Conhecedores que somos das normas legais que regem as entidades públicas, fizemos uma participação à CADA, Comissão de Acesso aos Documentos Administrativos, entidade que tem o poder de obrigar as entidades públicas a fornecerem os seus documentos administrativos.
Recebemos, em 12 de dezembro de 2014, a resposta da CADA que veio rejeitar toda a argumentação usada pela AMRPB que nos negava o acesso aos documentos solicitados, e obrigando a AMRPB a fornecer-nos todos os documentos por nós solicitados.
A AMRPB entregou-nos, em 15 de dezembro de 2014, não os documentos que tínhamos solicitado, mas apenas alguns dados que, em parte, respondiam às nossas questões.
Quisemos saber todos os montantes atribuídos pela AMRPB aos membros da sua direção. Relembramos que os membros da direção da AMRPB exercem essas funções enquanto representantes das autarquias para as quais foram eleitos, e os seus ordenados são pagos pelas respetivas autarquias.
A tabela seguinte mostra os valores que nos foram comunicados pela AMRPB.
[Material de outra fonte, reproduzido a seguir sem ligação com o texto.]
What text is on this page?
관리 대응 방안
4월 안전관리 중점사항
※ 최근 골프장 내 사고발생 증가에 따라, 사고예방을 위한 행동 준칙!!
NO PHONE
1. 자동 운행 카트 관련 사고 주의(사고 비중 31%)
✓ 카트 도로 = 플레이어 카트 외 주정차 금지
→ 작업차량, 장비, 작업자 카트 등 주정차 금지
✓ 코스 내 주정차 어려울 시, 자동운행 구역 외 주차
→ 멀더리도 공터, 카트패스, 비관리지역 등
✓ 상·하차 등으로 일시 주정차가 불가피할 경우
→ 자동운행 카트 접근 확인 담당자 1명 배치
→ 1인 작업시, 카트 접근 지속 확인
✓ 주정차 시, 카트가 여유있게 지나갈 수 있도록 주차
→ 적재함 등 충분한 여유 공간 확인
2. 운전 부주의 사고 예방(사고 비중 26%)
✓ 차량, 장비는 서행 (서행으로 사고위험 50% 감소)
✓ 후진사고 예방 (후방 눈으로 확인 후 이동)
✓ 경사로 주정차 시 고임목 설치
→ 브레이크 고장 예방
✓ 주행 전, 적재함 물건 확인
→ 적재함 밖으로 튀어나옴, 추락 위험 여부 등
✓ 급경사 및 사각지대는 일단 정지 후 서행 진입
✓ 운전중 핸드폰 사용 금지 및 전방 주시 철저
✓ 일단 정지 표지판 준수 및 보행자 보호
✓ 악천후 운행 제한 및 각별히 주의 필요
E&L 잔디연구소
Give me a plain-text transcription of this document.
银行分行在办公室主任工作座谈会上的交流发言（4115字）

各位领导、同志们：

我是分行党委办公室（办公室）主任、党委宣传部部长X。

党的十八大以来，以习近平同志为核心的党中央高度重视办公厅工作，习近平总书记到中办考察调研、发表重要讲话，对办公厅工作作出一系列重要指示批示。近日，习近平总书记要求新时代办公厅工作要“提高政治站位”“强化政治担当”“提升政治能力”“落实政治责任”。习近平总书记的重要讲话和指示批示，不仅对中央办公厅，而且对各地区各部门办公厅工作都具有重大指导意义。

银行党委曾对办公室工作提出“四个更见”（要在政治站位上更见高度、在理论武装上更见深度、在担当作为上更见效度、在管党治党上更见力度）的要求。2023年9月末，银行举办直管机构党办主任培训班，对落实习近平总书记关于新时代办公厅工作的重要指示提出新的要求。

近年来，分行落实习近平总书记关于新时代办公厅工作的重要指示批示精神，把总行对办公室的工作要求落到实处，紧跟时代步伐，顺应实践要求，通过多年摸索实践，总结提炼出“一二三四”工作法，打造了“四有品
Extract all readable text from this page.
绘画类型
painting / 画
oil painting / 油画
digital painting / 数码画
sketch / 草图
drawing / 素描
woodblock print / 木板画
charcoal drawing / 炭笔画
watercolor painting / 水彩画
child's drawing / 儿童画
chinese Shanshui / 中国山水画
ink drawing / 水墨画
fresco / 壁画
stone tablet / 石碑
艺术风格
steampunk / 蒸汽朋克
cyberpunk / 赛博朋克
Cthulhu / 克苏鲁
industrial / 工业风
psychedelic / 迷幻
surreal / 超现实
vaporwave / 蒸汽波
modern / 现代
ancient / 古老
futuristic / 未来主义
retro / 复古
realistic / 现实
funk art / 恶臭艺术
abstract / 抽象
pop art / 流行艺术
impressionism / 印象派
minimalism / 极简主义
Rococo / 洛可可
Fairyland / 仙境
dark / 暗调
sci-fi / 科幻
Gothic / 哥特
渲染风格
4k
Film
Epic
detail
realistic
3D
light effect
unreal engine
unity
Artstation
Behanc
Segundo a AMRPB, que deixa claro na informação que nos deu, que estes valores podem ser imprecisos, estes autarcas receberam estas verbas a título de senhas de presença, despesas de combustíveis, de alimentação e de transportes.
Percebe-se assim para onde vai parte do dinheiro que todos pagamos pela sobre taxa do artigo 21º que nos cobram na fatura da água.
É para nós inaceitável que haja autarcas que foram eleitos democraticamente para defenderem os interesses dos cidadãos e que aproveitam esses cargos para receberam extras aos seus ordenados através da sua participação na AMRPB.
Se estes autarcas recebem o subsídio de refeição, são transportados pelo seu motorista na viatura de serviço das suas câmaras, e estão na direção da AMRPB em representação das suas Câmaras Municipais, como podem receber senhas de presença, despesas de combustível, despesas de alimentação e de transportes? E como podem atingir estes valores?
Registamos que atualmente nenhum dos administradores da AMRPB continua a receber estas verbas, o que vem dar força a que, no passado, esses pagamentos não fossem legítimos e muito menos moralmente aceitáveis.
Uma segunda questão que quisemos saber foi como foi criada a sobre taxa do artigo 21º que todos pagamos na fatura da água sem que haja qualquer justificação para esse valor.
Foi-nos dada a informação que essa sobre taxa foi criada, precisamente, pelos administradores da AMRPB, na reunião de 5 de janeiro de 2006, tendo estado nessa reunião os senhores, António Carlos Rodrigues Figueiredo, Atílio dos Santos Nunes, Afonso Sequeira Abrantes, Carlos Manuel Marta Gonçalves e João António de Sousa Lourenço.
Sucede que estes autarcas, que se faziam pagar para estar presentes nessa reunião, criaram uma taxa que todos nós passámos a pagar, sem que, do nosso ponto de vista, tivessem competência para a sua criação.
Efetivamente, nos termos do Decreto-Lei n.º 169/99, de 18 de Setembro, em vigor na data da aprovação da sobre taxa do artigo 21º, competia à Assembleia Municipal, sob proposta da Câmara, “estabelecer, nos termos da lei, taxas municipais e fixar os respectivos quantitativos”.
É, pois, entendimento do MUAP, que a sobre taxa do artigo 21º, cobrada na fatura da água, é manifestamente ilegal por ter sido criada por um órgão que não tinha competências para tal.
Nenhuma das 5 Assembleias Municipais dos nossos concelhos aprovou esta sobretaxa.
O MUAP irá participar às autoridades judiciais estas novas situações de que teve conhecimento, e esperar obter a declaração judicial da nulidade da sobre taxa do artigo 21º.
É tempo de responsabilizar todos os políticos que nos levaram a pagar a água a “preço de ouro”.
A democracia, que significa governos do povo, é ferida gravemente quando autarcas que deviam estar ao serviço do povo que os elegeu, estão ao serviço dos seus próprios interesses.


MUAP

48 comentários em “ÚLTIMA HORA : MUAP revela dados que finalmente obteve sobre os pagamentos efetuados pela Associação do Planalto Beirão aos Presidentes de Câmara”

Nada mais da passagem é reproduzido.